動きが遅くなった所に再び砲撃を加えると、更に4発の砲弾が巡洋艦に命中し、船体がぱっきり割れて轟沈。
その直後隊列が乱れたドイツ軍に砲撃が降り注ぐ。
両軍距離が10キロの近距離戦となったがもうこの頃になると命中弾がバカスカ出てくる。
私も駆逐艦の砲弾が直撃して、砲塔の一部に歪みが出てしまったが、損害はそれくらい。
逆にこちらは駆逐艦2隻を取り逃したものの、巡洋艦3隻、駆逐艦6隻を沈めて、ほぼ完勝。
そのままイギリスの港に戻って修復されたけど、こちらではJハイテン鋼が手にはいらないから修理で普通の鋼を使われた。
ただイギリス海軍側からも途中からこの戦役の経過を確認し、日本海軍を褒め称えると同時に、ドイツ海軍は数は立派だけど、そんなに能力は高くないのではという事になり始め、ドイツ海軍との決戦を急ぐようになるのだった。

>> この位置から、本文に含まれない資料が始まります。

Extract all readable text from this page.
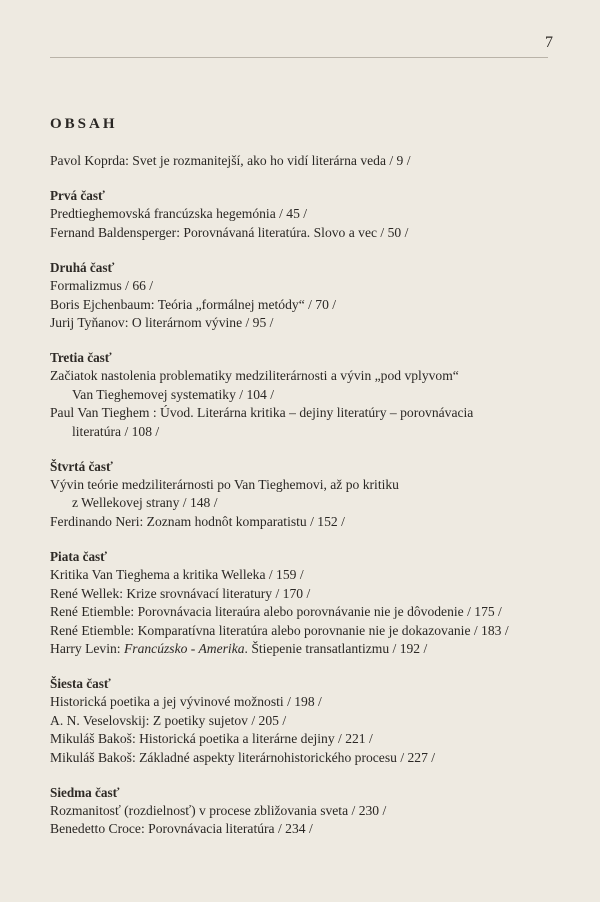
7
OBSAH

Pavol Koprda: Svet je rozmanitejší, ako ho vidí literárna veda / 9 /

Prvá časť

Predtieghemovská francúzska hegemónia / 45 /

Fernand Baldensperger: Porovnávaná literatúra. Slovo a vec / 50 /

Druhá časť

Formalizmus / 66 /

Boris Ejchenbaum: Teória „formálnej metódy“ / 70 /

Jurij Tyňanov: O literárnom vývine / 95 /

Tretia časť

Začiatok nastolenia problematiky medziliterárnosti a vývin „pod vplyvom“
Van Tieghemovej systematiky / 104 /

Paul Van Tieghem : Úvod. Literárna kritika – dejiny literatúry – porovnávacia
literatúra / 108 /

Štvrtá časť

Vývin teórie medziliterárnosti po Van Tieghemovi, až po kritiku
z Wellekovej strany / 148 /

Ferdinando Neri: Zoznam hodnôt komparatistu / 152 /

Piata časť

Kritika Van Tieghema a kritika Welleka / 159 /

René Wellek: Krize srovnávací literatury / 170 /

René Etiemble: Porovnávacia literaúra alebo porovnávanie nie je dôvodenie / 175 /

René Etiemble: Komparatívna literatúra alebo porovnanie nie je dokazovanie / 183 /

Harry Levin: Francúzsko - Amerika. Štiepenie transatlantizmu / 192 /

Šiesta časť

Historická poetika a jej vývinové možnosti / 198 /

A. N. Veselovskij: Z poetiky sujetov / 205 /

Mikuláš Bakoš: Historická poetika a literárne dejiny / 221 /

Mikuláš Bakoš: Základné aspekty literárnohistorického procesu / 227 /

Siedma časť

Rozmanitosť (rozdielnosť) v procese zbližovania sveta / 230 /

Benedetto Croce: Porovnávacia literatúra / 234 /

「比叡と榛名の性能のお陰で被害がほぼでなかったが、直撃した砲弾も多くて、普通の艦なら双方中破判定だったな」
比叡の士官室にて、転生者の海軍士官達が集まり、ヘルゴラント沖海戦について総評価していた。
イギリスでは極東からやってきた侍達がドイツ海軍に痛打を与え、こちらの被害は皆無な為、完勝と報道していたが、転生者達的には苦々しい結果であった。
「派遣軍総司令である宮西中将も艦の防御力や性能を褒めるべきであって、運用する側は問題ありと評価していたからな」
「手厳しいが事実だな……やはり艦隊運用する際は戦艦だけいても問題か。駆逐艦、巡洋艦のサポートあっての戦艦……」
「あと今回近距離戦になったのは霧のお陰だ。霧だから近距離戦となったが、そうでなければこんな事は起きない」
「命中弾の少なさも問題だ。こちらは300発以上撃ち込んで、命中弾は30発……10%と言えば聞こえは良いが、10キロ以内の至近距離による砲撃であることを加味すると25%は命中弾を与えなければ採算が取れん」
「転生者である我々が弾道計算を行ってこれだから、火器管制装置の開発及び弾道計算コンピューターや敵の位置を素早く捉えるレーダーの開発を急がなければ……」
課題が多く出てきた一戦であった。